Il a fallu un bon moment pour que de coté-ci de l'Atlantique on s'intéresse à cet extraordinaire mouvement mené au départ par les étudiants, puis par une frange de plus en plus importante de la société québécoise. Or, cela fait plus de cent jours que les manifestations se multiplient et ne désemplissent pas.
Ce mouvement hors du commun dans la "Belle province", est parti de la volonté du gouvernement d'augmenter fortement les droits de scolarité pour les étudiants. Le milieu étudiant n'a pas accepté, considérant qu'il s'agit d'une remise en cause de l'accés de tous à l'enseignement supérieure. Il s'est d'abord développé dans les universités, avec les étudiants, les professeurs et les parents. Surtout, face à l'ampleur de la répression de la part du gouvernement (des centaines d'arrestations), c'est peu à peu toutes les couches de la société qui se sont senties concernées, écoeurées par la loi 78 qui restreint le droit de manifester et de se rassembler.
Ce qui se passe au Québec est exemplaire à tous points de vue. En premier lieu parce qu'il met en lumière la nature profonde du libéralisme. La culture et l'éducation comme moyens d'émancipation sont contraire à ce courant de pensée pour qui tout doit être payant, et mis au service de l'économie et de l'entreprise. Cette logique est parfaitement illustrée par un ministre québécois qui a déclaré : "Il faut mouler les cerveaux pour les entreprises". L'éducation de masse n'est pas dans l'intérêt de tous. Mais surtout, en utilisant la violence, en restreignant les libertés, l'état libéral indique qu'il fait peu de cas des aspirations démocratiques et transforme peu à peu leur pouvoir en pouvoir dictatorial.

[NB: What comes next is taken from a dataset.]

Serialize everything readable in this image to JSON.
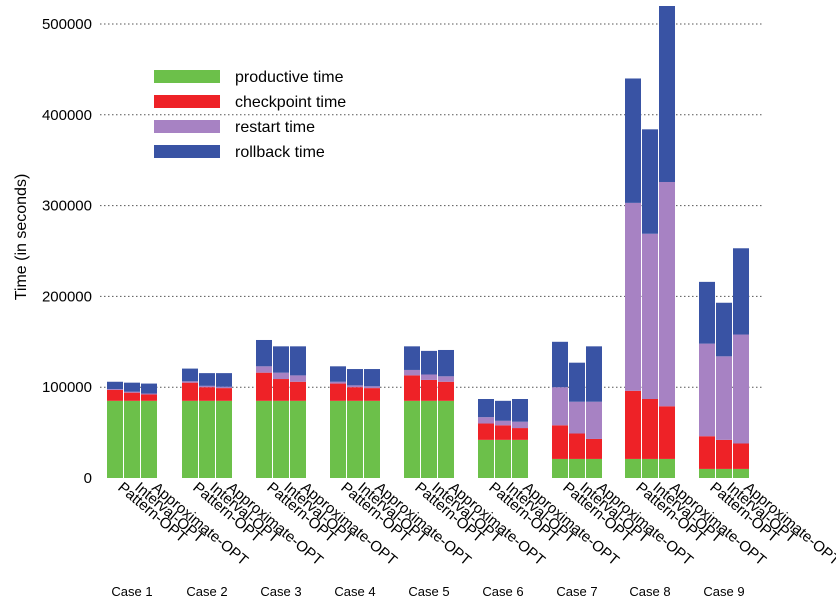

Le second intérêt vient du fait que ce mouvement n'est pas isolé. Il s'inscrit dans cette formidable vague des "Indignés", mais aussi du printemps arabes. Evidemment, jusqu'ici, ces mouvements ont débouché sur des impasses politiques ou idéologiques, mais les brêches qu'ils ont créés dans les consciences ne s'effaceront pas. Alors que le libéralisme a mondialisé l'éconnomie, les révoltes suivent enfin le pas. Certes, en Espagne, en Grèce, au Canada, en Tunisie, chacun se bat d'abord dans son pays, dans un contexte local. La soif de liberté, d'égalité, de justice est partout la même, elle est en marche. Cela prendra du temps, il y aura des revers, mais plus personne ne pourra ignorer les aspirations profondes des peuples. Jean Charest au Québec est en train de le comprendre.